Q08: Nonce, IV and salt
AEAD nonces, CBC initialisation vectors (IVs), and password-hashing salts are all non-secret auxiliary inputs, but their required properties differ. Which statement correctly characterises all three?
Answer:
A nonce must be unique per key, a CBC IV must be unpredictable per ciphertext, and a salt must be unique per user.
Q09: Why the polynomial one-time MAC fails on reuse
The polynomial one-time MAC with key \((k_1, k_2) \in \mathbb{Z}_p^2\) and tag \(P_m(k_1) + k_2 \bmod p\) is information-theoretically secure for a single message. After observing two signed pairs \((m, t)\) and \((m', t')\) with \(m \neq m'\) under the same key, what can the adversary do?
Answer:
With high probability, recover the full key \((k_1, k_2)\) and forge tags on any chosen message.
Why: the adversary has two equations \(P_m(k_1) + k_2 = t\) and \(P_{m'}(k_1) + k_2 = t'\), both mod \(p\). Subtracting gives \(P_m(k_1) - P_{m'}(k_1) = t - t'\), a polynomial equation in \(k_1\) alone of degree at most \(v\). This has at most \(v\) roots mod \(p\), so \(k_1\) is recoverable with high probability. Once \(k_1\) is known, \(k_2 = t - P_m(k_1) \bmod p\) follows immediately.
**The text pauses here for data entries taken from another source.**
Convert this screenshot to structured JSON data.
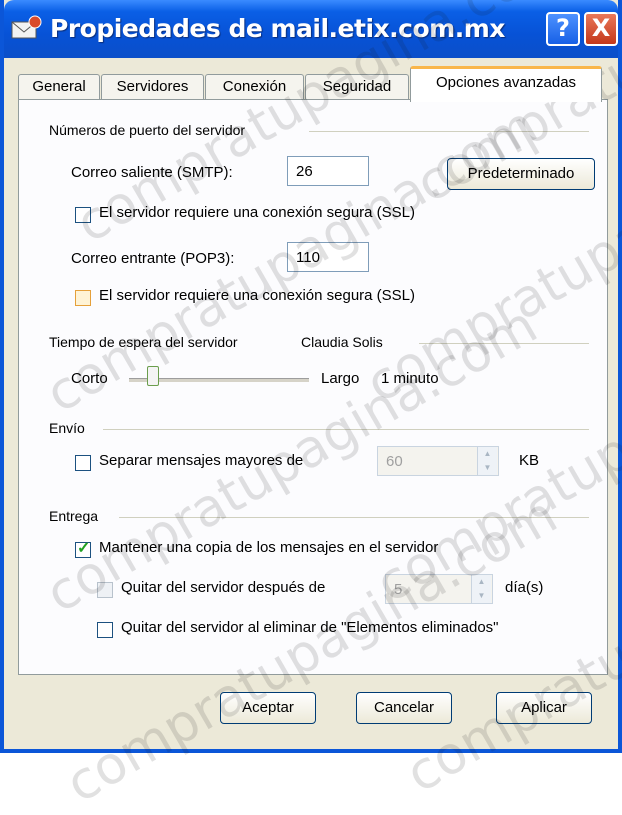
{
  "window": {
    "title": "Propiedades de mail.etix.com.mx",
    "help_label": "?",
    "close_label": "X"
  },
  "tabs": [
    {
      "label": "General"
    },
    {
      "label": "Servidores"
    },
    {
      "label": "Conexión"
    },
    {
      "label": "Seguridad"
    },
    {
      "label": "Opciones avanzadas",
      "active": true
    }
  ],
  "ports": {
    "group_title": "Números de puerto del servidor",
    "smtp_label": "Correo saliente (SMTP):",
    "smtp_value": "26",
    "default_button": "Predeterminado",
    "smtp_ssl_label": "El servidor requiere una conexión segura (SSL)",
    "pop3_label": "Correo entrante (POP3):",
    "pop3_value": "110",
    "pop3_ssl_label": "El servidor requiere una conexión segura (SSL)"
  },
  "timeout": {
    "group_title": "Tiempo de espera del servidor",
    "author": "Claudia Solis",
    "short_label": "Corto",
    "long_label": "Largo",
    "value": "1 minuto"
  },
  "send": {
    "group_title": "Envío",
    "split_label": "Separar mensajes mayores de",
    "split_value": "60",
    "unit": "KB"
  },
  "delivery": {
    "group_title": "Entrega",
    "keep_copy_label": "Mantener una copia de los mensajes en el servidor",
    "remove_after_label": "Quitar del servidor después de",
    "remove_after_value": "5",
    "days_label": "día(s)",
    "remove_deleted_label": "Quitar del servidor al eliminar de \"Elementos eliminados\""
  },
  "buttons": {
    "ok": "Aceptar",
    "cancel": "Cancelar",
    "apply": "Aplicar"
  },
  "watermark": "compratupagina.com",
  "colors": {
    "titlebar": "#0752d6",
    "active_tab_accent": "#f9b64a",
    "check": "#21a121"
  }
}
Q10: Consequences of AES-GCM nonce reuse
An implementation accidentally encrypts two distinct messages \(m_1\) and \(m_2\) under AES-GCM with the same key \(k\) and same nonce. Which statement best describes the consequences?
Answer:
The XOR \(m_1 \oplus m_2\) leaks the plaintexts and the GHASH key is recovered, enabling tag forgery under the reused nonce.
Why: the CTR-mode keystreams cancel (same nonce \(\Rightarrow\) same keystream), giving \(c_1 \oplus c_2 = m_1 \oplus m_2\). More critically, having two tag equations under the same GHASH key \(H = E_k(0)\) lets an adversary solve for \(H\) over \(\text{GF}(2^{128})\), after which they can forge authentication tags for arbitrary ciphertexts under that nonce.